Mme A... B... est entrée en France munie d’un visa long séjour valant titre de séjour portant la mention « jeune au pair ». Elle a sollicité, par l’intermédiaire du site « démarches simplifiées », un rendez-vous pour un changement de statut et la délivrance d’un titre de séjour en qualité de salariée. Elle a été munie d’un récépissé, le 17 septembre 2025. Elle a, en parallèle, par l’intermédiaire de son employeur, sollicité une autorisation de travail en qualité d’employée familiale de maison. Pour refuser à Mme A... B... le bénéfice d’une autorisation de travail, par décision du 7 novembre 2025, le préfet de l’Essonne s’est fondé sur la circonstance qu’elle n’était pas titulaire d’un titre de séjour lui permettant de solliciter une demande d’autorisation de travail.
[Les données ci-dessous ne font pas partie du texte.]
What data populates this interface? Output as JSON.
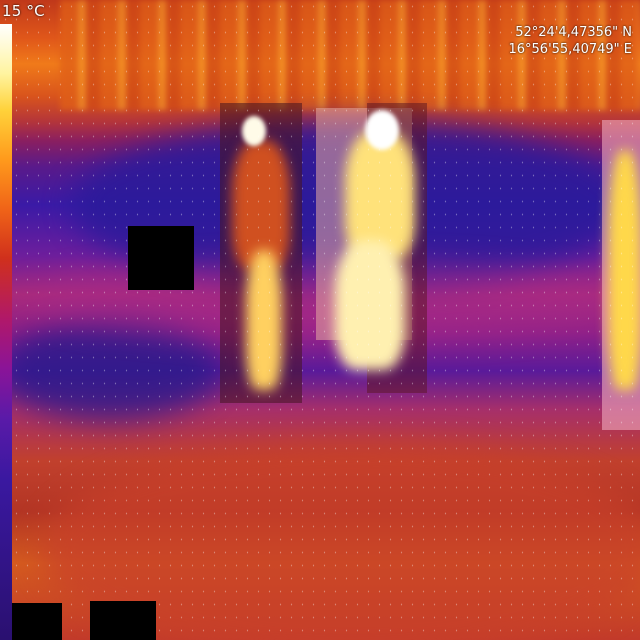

En l’état de l’instruction, aucun des moyens susvisés invoqués par Mme A... B... n’est de nature à créer un doute sérieux quant à la légalité de la décision de rejet de sa demande d’autorisation de travail. L’une des deux conditions prévues par l’article L. 521-1 du code de justice n’étant pas remplie, il y a lieu de rejeter la requête en toutes ses conclusions, par application de l’article L. 522-3 du code de justice administrative, sans qu’il soit besoin d’examiner la condition tenant à l’urgence.


O R D O N N E :


Article 1er : La requête de Mme A... B... est rejetée.

Article 2 : La présente ordonnance sera notifiée à Mme C... A... B....


Fait à Versailles, le 18 décembre 2025.


La juge des référés,



C. Mathou


La République mande et ordonne à la préfète de l’Essonne en ce qui la concerne ou à tous commissaires de justice à ce requis en ce qui concerne les voies de droit commun contre les parties privées, de pourvoir à l’exécution de la présente ordonnance.